La Communauté Saint Egidio est née il y a quarante ans: quel était alors le contexte social et ecclésial et quels furent les raisons de sa naissance ?

La Communauté est née le 7 février 1968 d’un groupe d’étudiants d’un lycée romain, au lendemain du lendemain du Concile Vatican II et pendant la contestation de la jeunesse, où tout semblait devoir changer. Au début et à la base de l’histoire de la Communauté Saint Egidio il y a la lecture de l’Evangile qui a guidé notre chemin tout au long de ces 40 ans, unie au désir de le mettre en pratique dans la vie concrète. La Communauté est une réalité de laïcs croyants qui vivent dans le monde et s’engagent dans la solidarité avec les pauvres. Ainsi a commencé le chemin de Saint Egidio dans la périphérie romaine, parmi les pauvres des bidonvilles d’une Rome qui avait encore des coins de Tiers-Monde. Pour l’Eglise c’était un moment très particulier. On était en plein dans le climat du Concile, qui poussait au renouvellement, à retrouver le primat de la Parole de Dieu, à vivre comme peuple de Dieu qui s’engage dans le monde.

La Communauté Saint Egidio est née et a grandi sous les pontificats des papes Paul VI, Jean-Paul Ier, Jean-Paul II et aujourd’hui Benoît XVI. Quel souvenir avez-vous de chacun de ces papes ? Qu’ont-ils signifié pour vous ?

Le Pape Paul VI je ne l’ai jamais rencontré personnellement. J’ai compris cependant ce pape surtout à travers l’étude de ses textes qui ont profondément marqué l’Eglise, comme l’Evangelii nuntiandi ou la Populorum progressio, et à travers ses voyages apostoliques dans tous les continents.

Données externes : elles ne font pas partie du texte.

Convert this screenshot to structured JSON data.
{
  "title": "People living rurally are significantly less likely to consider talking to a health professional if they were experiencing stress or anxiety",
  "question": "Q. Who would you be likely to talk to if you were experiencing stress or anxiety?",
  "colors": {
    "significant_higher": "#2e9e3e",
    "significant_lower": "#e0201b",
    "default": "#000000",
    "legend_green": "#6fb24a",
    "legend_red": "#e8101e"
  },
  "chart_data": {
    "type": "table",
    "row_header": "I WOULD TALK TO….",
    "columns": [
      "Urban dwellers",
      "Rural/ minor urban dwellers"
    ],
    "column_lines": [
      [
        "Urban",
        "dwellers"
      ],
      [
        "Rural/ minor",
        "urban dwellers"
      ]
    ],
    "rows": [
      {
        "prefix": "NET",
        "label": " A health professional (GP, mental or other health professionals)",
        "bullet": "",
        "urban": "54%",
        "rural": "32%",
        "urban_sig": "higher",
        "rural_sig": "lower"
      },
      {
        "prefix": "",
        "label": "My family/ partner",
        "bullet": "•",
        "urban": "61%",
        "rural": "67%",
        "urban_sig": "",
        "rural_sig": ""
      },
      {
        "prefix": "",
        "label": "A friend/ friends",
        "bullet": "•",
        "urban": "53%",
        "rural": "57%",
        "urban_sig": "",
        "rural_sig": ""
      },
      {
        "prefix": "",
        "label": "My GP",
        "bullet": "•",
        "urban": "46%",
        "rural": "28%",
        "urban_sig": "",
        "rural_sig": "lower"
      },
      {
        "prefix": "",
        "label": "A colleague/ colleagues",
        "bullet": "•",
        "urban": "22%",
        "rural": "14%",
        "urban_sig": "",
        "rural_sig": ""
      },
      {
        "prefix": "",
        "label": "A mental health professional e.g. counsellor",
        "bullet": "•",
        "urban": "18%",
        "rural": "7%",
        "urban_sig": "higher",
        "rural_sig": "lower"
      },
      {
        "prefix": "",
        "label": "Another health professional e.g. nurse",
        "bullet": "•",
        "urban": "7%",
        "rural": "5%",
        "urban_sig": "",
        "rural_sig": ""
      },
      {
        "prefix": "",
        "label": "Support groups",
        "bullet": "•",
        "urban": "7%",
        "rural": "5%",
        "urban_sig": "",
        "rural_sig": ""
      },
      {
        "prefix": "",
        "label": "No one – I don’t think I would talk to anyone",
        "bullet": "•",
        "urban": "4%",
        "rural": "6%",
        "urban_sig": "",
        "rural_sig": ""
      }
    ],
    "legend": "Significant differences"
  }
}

Dans les années de son pontificat les rapports ont surtout été avec son Vicaire pour le diocèse de Rome, le Card. Ugo Poletti, qui a accompagné avec une affection paternelle les premiers pas de la Communauté, lui confiant entre autre l’église Saint Egidio, dont la communauté a pris le nom. Le Card. Poletti a été une figure importante pour Rome, promoteur entre autre du Congrès diocésain sur les responsabilités des chrétiens face aux attentes de charité et de justice dans le diocèse de Rome, de février 1974.

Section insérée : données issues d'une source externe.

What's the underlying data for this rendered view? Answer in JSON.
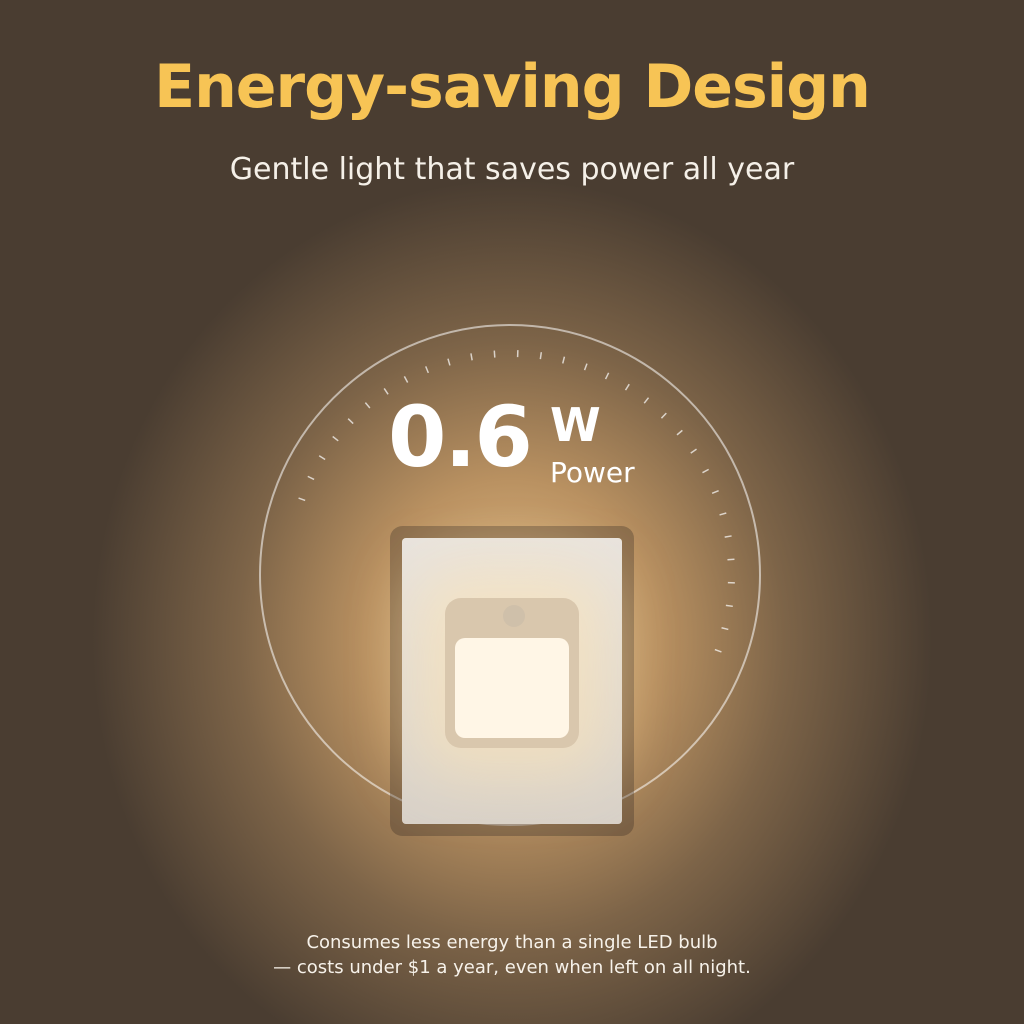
{
  "header": {
    "title": "Energy-saving Design",
    "subtitle": "Gentle light that saves power all year"
  },
  "power": {
    "value": "0.6",
    "unit": "W",
    "label": "Power"
  },
  "footer": {
    "line1": "Consumes less energy than a single LED bulb",
    "line2": "— costs under $1 a year, even when left on all night."
  },
  "colors": {
    "title": "#f7c455",
    "text": "#ffffff"
  }
}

Puis est venu le très bref pontificat de Jean-Paul Ier, le nouveau conclave et l’élection de Jean-Paul II, qui a tout de suite commencé à visiter les paroisses. Nous l’avons rencontré le 3 décembre 1978, tandis qu’il visitait sa première paroisse, à la Garbatella : Il s’est arrêté, nous lui avons raconté ce que nous faisions, il nous a encouragé, et nous a dit : « Vous êtes à Rome ? Alors venez me trouver ! ». Nous avons été impressionnés par sa simplicité. Dès lors a commencé un rapport, long de 26 ans, de paternité, d’encouragement, de poursuite de ses intuitions prophétiques - comme celle d’Assise 1986 de la prière interreligieuse pour la paix. Je me rappelle sa première visite à Saint Egidio en 1979 quand nous étions une réalité beaucoup plus petite qu’aujourd’hui et beaucoup plus jeune d’âge. Le Pape nous a compris, soutenu et aimé comme un grand évêque. Il a dit de nous une phrase très belle : « Ne vous mettez aucune frontière, sinon celle de la charité ». A l’époque de la maturité, on ne cesse d’être enfant : ainsi entendons-nous notre rapport avec le Pape Benoît XVI. Avec Lui il y a une longue histoire à vivre, qui a déjà commencé par une harmonie profonde sur les thèmes de la paix et de l’œcuménisme, de l’évangélisation en Europe et en Afrique : je ne peux oublier la grande joie de sa présence au meeting interreligieux de Naples, en octobre dernier, lorsqu’il nous a encouragé à poursuivre dans la voie de la rencontre et du dialogue avec les religions et les cultures.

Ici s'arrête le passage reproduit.